WELCOMING TRANSITION: Libyan women with a pre-Qadhafi Libyan flag at theGreen Square in Tripoli on Friday.

Insurgent leaders moved into Tripoli on Friday to begin a political transition, even as British warplanes bombed a bunker in Muammar Qadhafi's hometown of Sirte and rebel fighters grouped for another push on one of the last major regime holdouts east of Tripoli.

The African Union called for the political transition to be “inclusive”, while the U.N. human rights chief warned against assassinating Mr. Qadhafi, whose whereabouts are unknown and who has a $1.7-million rebel price on his head.

“At around midnight, a formation of Tornado GR4s... fired a salvo of Storm Shadow precision-guided missiles against a large headquarters bunker in Qadhafi's home town of Sirte,” the Defence Ministry said in London.

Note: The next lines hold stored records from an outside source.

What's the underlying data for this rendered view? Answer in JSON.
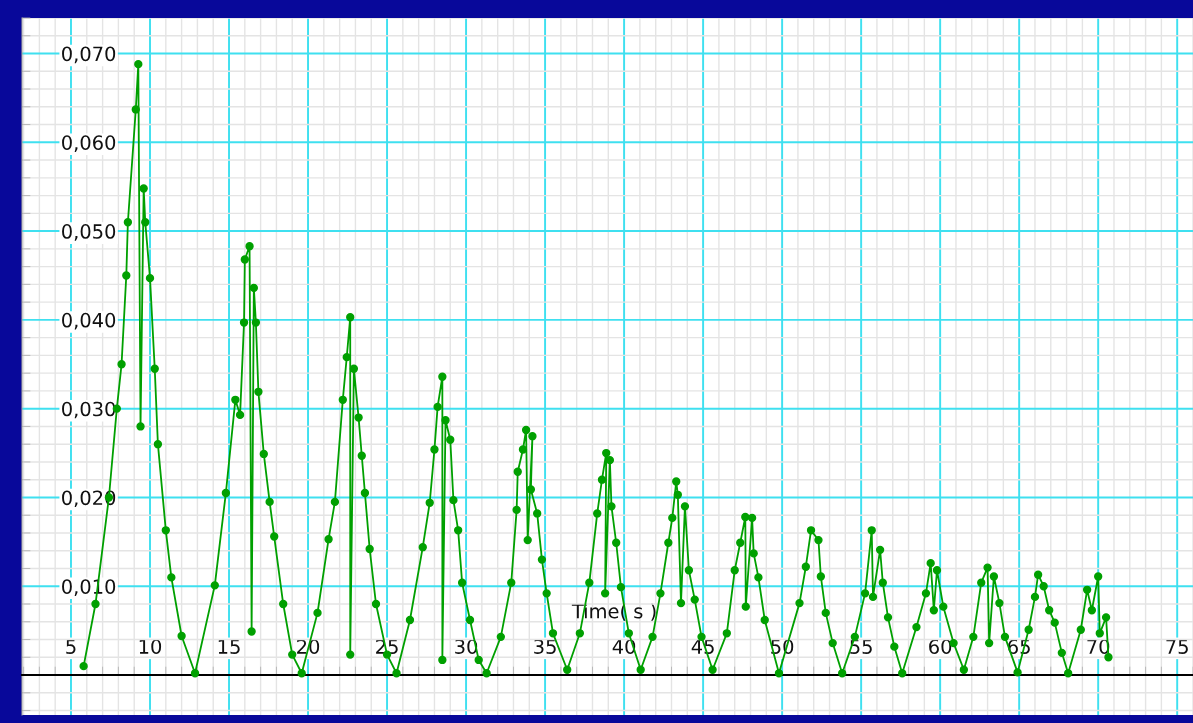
{
  "chart_data": {
    "type": "line",
    "xlabel": "Time( s )",
    "xlim": [
      1.9,
      76
    ],
    "ylim": [
      -0.0045,
      0.074
    ],
    "xticks": [
      5,
      10,
      15,
      20,
      25,
      30,
      35,
      40,
      45,
      50,
      55,
      60,
      65,
      70,
      75
    ],
    "yticks": [
      {
        "value": 0.01,
        "label": "0,010"
      },
      {
        "value": 0.02,
        "label": "0,020"
      },
      {
        "value": 0.03,
        "label": "0,030"
      },
      {
        "value": 0.04,
        "label": "0,040"
      },
      {
        "value": 0.05,
        "label": "0,050"
      },
      {
        "value": 0.06,
        "label": "0,060"
      },
      {
        "value": 0.07,
        "label": "0,070"
      }
    ],
    "grid": true,
    "marker": "circle",
    "line_style": "solid",
    "series": [
      {
        "color": "#00a000",
        "x": [
          5.8,
          6.55,
          7.4,
          7.9,
          8.2,
          8.5,
          8.6,
          9.1,
          9.26,
          9.4,
          9.6,
          9.7,
          10.0,
          10.3,
          10.5,
          11.0,
          11.35,
          12.0,
          12.85,
          14.1,
          14.8,
          15.4,
          15.7,
          15.95,
          16.0,
          16.3,
          16.43,
          16.57,
          16.7,
          16.86,
          17.2,
          17.57,
          17.86,
          18.43,
          19.0,
          19.6,
          20.6,
          21.3,
          21.7,
          22.2,
          22.45,
          22.67,
          22.67,
          22.9,
          23.2,
          23.4,
          23.6,
          23.9,
          24.3,
          25.0,
          25.6,
          26.45,
          27.26,
          27.7,
          28.0,
          28.2,
          28.5,
          28.5,
          28.7,
          29.0,
          29.2,
          29.5,
          29.75,
          30.25,
          30.8,
          31.3,
          32.2,
          32.86,
          33.2,
          33.27,
          33.6,
          33.8,
          33.9,
          34.2,
          34.1,
          34.5,
          34.8,
          35.1,
          35.5,
          36.4,
          37.2,
          37.8,
          38.3,
          38.6,
          38.87,
          38.8,
          39.1,
          39.2,
          39.5,
          39.8,
          40.3,
          41.05,
          41.8,
          42.3,
          42.8,
          43.05,
          43.3,
          43.4,
          43.6,
          43.85,
          44.1,
          44.47,
          44.9,
          45.6,
          46.5,
          47.0,
          47.35,
          47.67,
          47.7,
          48.1,
          48.2,
          48.5,
          48.9,
          49.8,
          51.1,
          51.5,
          51.83,
          52.3,
          52.45,
          52.76,
          53.2,
          53.8,
          54.6,
          55.25,
          55.67,
          55.75,
          56.2,
          56.37,
          56.7,
          57.1,
          57.6,
          58.5,
          59.1,
          59.4,
          59.6,
          59.8,
          60.2,
          60.85,
          61.5,
          62.1,
          62.6,
          63.0,
          63.1,
          63.4,
          63.75,
          64.1,
          64.9,
          65.6,
          66.0,
          66.2,
          66.55,
          66.9,
          67.25,
          67.7,
          68.1,
          68.9,
          69.3,
          69.6,
          70.0,
          70.1,
          70.5,
          70.65
        ],
        "values": [
          0.001,
          0.008,
          0.02,
          0.03,
          0.035,
          0.045,
          0.051,
          0.0637,
          0.0688,
          0.028,
          0.0548,
          0.051,
          0.0447,
          0.0345,
          0.026,
          0.0163,
          0.011,
          0.0044,
          0.0002,
          0.0101,
          0.0205,
          0.031,
          0.0293,
          0.0397,
          0.0468,
          0.0483,
          0.0049,
          0.0436,
          0.0397,
          0.0319,
          0.0249,
          0.0195,
          0.0156,
          0.008,
          0.0023,
          0.0002,
          0.007,
          0.0153,
          0.0195,
          0.031,
          0.0358,
          0.0403,
          0.0023,
          0.0345,
          0.029,
          0.0247,
          0.0205,
          0.0142,
          0.008,
          0.0023,
          0.0002,
          0.0062,
          0.0144,
          0.0194,
          0.0254,
          0.0302,
          0.0336,
          0.0017,
          0.0287,
          0.0265,
          0.0197,
          0.0163,
          0.0104,
          0.0062,
          0.0017,
          0.0002,
          0.0043,
          0.0104,
          0.0186,
          0.0229,
          0.0254,
          0.0276,
          0.0152,
          0.0269,
          0.0209,
          0.0182,
          0.013,
          0.0092,
          0.0047,
          0.0006,
          0.0047,
          0.0104,
          0.0182,
          0.022,
          0.025,
          0.0092,
          0.0242,
          0.019,
          0.0149,
          0.0099,
          0.0047,
          0.0006,
          0.0043,
          0.0092,
          0.0149,
          0.0177,
          0.0218,
          0.0203,
          0.0081,
          0.019,
          0.0118,
          0.0085,
          0.0043,
          0.0006,
          0.0047,
          0.0118,
          0.0149,
          0.0178,
          0.0077,
          0.0177,
          0.0137,
          0.011,
          0.0062,
          0.0002,
          0.0081,
          0.0122,
          0.0163,
          0.0152,
          0.0111,
          0.007,
          0.0036,
          0.0002,
          0.0043,
          0.0092,
          0.0163,
          0.0088,
          0.0141,
          0.0104,
          0.0065,
          0.0032,
          0.0002,
          0.0054,
          0.0092,
          0.0126,
          0.0073,
          0.0118,
          0.0077,
          0.0036,
          0.0006,
          0.0043,
          0.0104,
          0.0121,
          0.0036,
          0.0111,
          0.0081,
          0.0043,
          0.0003,
          0.0051,
          0.0088,
          0.0113,
          0.01,
          0.0073,
          0.0059,
          0.0025,
          0.0002,
          0.0051,
          0.0096,
          0.0073,
          0.0111,
          0.0047,
          0.0065,
          0.002
        ]
      }
    ]
  }
}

Speculation that Mr. Qadhafi might have found refuge in the town, which lies 360 kilometres east of Tripoli, has not been confirmed.

NATO said on Friday that its planes had hit 29 armed vehicles and a “command and control node” in the vicinity of Sirte.

On Thursday, the National Transitional Council (NTC) moved many of its top people from their Benghazi base, just days after rebel fighters overran Tripoli, going on to capture Mr. Qadhafi's headquarters and vast swathes of the capital.

Ali Tarhuni, a NTC official, said their leader, Mustafa Abdel Jalil, would arrive as soon as the security situation permitted. “I declare the beginning and assumption of the executive committee's work in Tripoli,” Mr. Tarhuni, the executive committee's vice-chairman and Minister of Oil and Economics, said.

“Long live democratic and constitutional Libya and glory to our martyrs,” he said, announcing the holders of key posts in a new provisional government. He called on forces loyal to Mr. Qadhafi to lay down their arms, and promised they would be treated lawfully.

“Put your weapons down and go home. We will not take revenge. Between us and between you is the law. I promise you will be safe.”

In Geneva, the U.N. human rights chief warned against bounty hunters who may be seeking to kill Mr. Qadhafi, saying assassinations are “not within the rule of law”.

“That applies to Qadhafi as well as everybody else,” said spokesman Rupert Colville in a response to a question about the reward for Mr. Qhadafi, dead or alive.

He also called on “all people in positions of authority, including field commanders in Libya, to take action to ensure that no crimes or acts of revenge are committed.”

In that vein, a senior African Union official said that with the conflict about to end, the body should support efforts for an inclusive transition in Libya.

“Now more than ever, we have to make efforts to ensure an inclusive and consensual transition to lead us to elections that will allow the Libyan people to freely choose their leaders,” A.U. Commission chief Jean Ping said at the start of a meeting in Addis Ababa.